Both sections were enacted without the active support of the National Organization for Rare Disorders.
It’s not the NORD is opposed to the new programs, but rather the organization focused its activities differently. NORD worked through the PDUFA consultation process to secure funding to fully staff FDA’s existing rare disease staff within the Center for Drug Evaluation & Research. NORD has also been working with the agency to develop a consultation process administratively, and did not see legislation as necessary to accomplish that goal.
Instead, NORD focused its FDASIA lobbying around ensuring that all the provisions appropriately considered the issues related to rare disease. For instance, the codification of Accelerated Approval in FDASIA requires FDA to issue a guidance within a year, and states that guidance shall “specifically consider” issues for Orphan-designated products and “also consider any unique issues associated with very rare diseases.” That language was sought by NORD to address the challenges of using AA in rare disease programs.

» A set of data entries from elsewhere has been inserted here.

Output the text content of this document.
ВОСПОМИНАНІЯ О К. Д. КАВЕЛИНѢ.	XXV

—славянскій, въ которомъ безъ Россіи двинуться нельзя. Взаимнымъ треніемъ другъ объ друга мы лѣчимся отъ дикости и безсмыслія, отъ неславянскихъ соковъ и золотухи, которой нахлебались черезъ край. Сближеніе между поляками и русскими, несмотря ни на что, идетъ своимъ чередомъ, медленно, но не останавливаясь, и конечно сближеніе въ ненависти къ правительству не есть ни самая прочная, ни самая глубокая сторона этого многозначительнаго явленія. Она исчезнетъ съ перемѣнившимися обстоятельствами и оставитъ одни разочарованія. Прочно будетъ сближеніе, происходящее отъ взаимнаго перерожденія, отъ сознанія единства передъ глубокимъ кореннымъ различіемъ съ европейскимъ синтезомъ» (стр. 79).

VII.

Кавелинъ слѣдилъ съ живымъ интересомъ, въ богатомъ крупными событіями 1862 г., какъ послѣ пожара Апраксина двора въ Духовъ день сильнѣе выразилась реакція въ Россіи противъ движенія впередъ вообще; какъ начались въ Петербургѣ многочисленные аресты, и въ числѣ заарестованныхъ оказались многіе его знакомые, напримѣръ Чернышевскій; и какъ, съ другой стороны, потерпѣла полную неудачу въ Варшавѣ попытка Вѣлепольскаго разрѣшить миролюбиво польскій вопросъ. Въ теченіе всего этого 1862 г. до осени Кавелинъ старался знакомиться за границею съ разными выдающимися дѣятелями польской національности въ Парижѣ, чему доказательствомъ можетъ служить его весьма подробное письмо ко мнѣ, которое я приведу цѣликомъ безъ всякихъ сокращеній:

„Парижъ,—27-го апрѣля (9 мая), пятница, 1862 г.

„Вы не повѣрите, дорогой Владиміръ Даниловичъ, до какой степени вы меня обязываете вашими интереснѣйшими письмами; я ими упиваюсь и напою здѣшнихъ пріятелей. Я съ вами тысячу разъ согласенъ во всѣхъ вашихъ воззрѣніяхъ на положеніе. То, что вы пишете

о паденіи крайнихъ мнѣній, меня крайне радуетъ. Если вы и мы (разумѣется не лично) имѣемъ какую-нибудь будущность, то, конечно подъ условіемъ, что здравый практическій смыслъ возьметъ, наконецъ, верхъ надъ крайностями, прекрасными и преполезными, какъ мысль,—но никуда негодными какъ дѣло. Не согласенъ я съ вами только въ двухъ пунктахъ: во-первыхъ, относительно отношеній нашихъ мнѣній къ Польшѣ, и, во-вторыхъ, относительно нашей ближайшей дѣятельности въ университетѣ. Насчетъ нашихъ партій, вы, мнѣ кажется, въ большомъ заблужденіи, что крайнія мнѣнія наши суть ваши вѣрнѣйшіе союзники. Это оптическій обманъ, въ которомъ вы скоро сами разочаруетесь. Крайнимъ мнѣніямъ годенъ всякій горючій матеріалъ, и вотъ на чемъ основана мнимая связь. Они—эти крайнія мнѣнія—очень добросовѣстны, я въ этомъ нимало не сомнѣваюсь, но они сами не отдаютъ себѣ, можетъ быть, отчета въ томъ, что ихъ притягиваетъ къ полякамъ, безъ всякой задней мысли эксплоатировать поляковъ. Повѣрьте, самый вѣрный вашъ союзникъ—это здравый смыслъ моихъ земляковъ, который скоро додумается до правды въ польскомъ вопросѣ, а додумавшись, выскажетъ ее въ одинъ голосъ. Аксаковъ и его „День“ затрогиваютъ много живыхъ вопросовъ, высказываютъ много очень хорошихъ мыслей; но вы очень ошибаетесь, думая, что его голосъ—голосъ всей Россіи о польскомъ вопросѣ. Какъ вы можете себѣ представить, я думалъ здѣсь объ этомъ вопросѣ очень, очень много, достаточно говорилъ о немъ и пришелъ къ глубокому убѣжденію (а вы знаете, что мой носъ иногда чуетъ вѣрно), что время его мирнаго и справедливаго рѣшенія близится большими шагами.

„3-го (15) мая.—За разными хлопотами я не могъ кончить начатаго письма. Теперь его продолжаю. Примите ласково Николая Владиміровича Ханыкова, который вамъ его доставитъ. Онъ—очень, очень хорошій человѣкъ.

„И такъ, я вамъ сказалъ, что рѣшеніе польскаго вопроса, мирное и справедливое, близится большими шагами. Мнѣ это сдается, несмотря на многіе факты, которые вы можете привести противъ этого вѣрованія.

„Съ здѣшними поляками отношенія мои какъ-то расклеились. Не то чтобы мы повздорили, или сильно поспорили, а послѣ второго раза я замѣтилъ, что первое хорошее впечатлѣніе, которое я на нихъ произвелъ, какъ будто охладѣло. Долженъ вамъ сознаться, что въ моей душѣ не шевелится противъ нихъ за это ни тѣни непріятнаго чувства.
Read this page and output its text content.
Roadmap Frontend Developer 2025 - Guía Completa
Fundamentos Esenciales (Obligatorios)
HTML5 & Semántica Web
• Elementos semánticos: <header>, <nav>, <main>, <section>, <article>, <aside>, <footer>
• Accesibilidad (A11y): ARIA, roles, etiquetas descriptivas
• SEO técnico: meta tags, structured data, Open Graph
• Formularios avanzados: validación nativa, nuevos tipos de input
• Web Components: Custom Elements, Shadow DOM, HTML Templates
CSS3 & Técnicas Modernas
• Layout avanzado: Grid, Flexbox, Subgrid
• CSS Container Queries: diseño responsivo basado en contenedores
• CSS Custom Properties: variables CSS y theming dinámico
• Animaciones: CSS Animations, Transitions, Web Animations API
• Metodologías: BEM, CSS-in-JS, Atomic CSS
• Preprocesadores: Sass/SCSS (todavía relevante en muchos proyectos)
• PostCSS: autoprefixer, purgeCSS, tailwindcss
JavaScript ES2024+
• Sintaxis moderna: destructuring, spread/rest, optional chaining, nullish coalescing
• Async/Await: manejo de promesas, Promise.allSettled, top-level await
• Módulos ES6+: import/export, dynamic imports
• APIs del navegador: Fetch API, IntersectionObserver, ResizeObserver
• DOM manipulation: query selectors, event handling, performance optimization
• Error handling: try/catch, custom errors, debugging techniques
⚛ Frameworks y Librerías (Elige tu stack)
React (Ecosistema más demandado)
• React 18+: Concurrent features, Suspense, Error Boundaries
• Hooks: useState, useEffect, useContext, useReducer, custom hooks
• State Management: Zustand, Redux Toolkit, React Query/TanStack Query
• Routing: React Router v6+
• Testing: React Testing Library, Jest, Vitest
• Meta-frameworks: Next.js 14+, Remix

Overall, there are about 60 specific references to “rare diseases” in the law, reflecting the efforts to assure that those issues are considering in many different regulatory contexts.
But NORD has generally been happy to work directly with FDA on issues related to the review process, rather than seeking legislation to change standards for orphan drugs. And NORD believes that approach has been working well: after all, the creation of a Rare Disease Staff within the drug center was an administrative action by FDA in 2010 that did not come via Congressional direction.
So biopharma sponsors may want to keep one eye on how FDA’s handling of drugs to treat rare diseases evolves at the same time that the agency is implementing the new “Breakthrough” pathway: that could provide useful guidance on whether legislative changes or administrative reforms are the more effective route to accelerate drug development in the long run.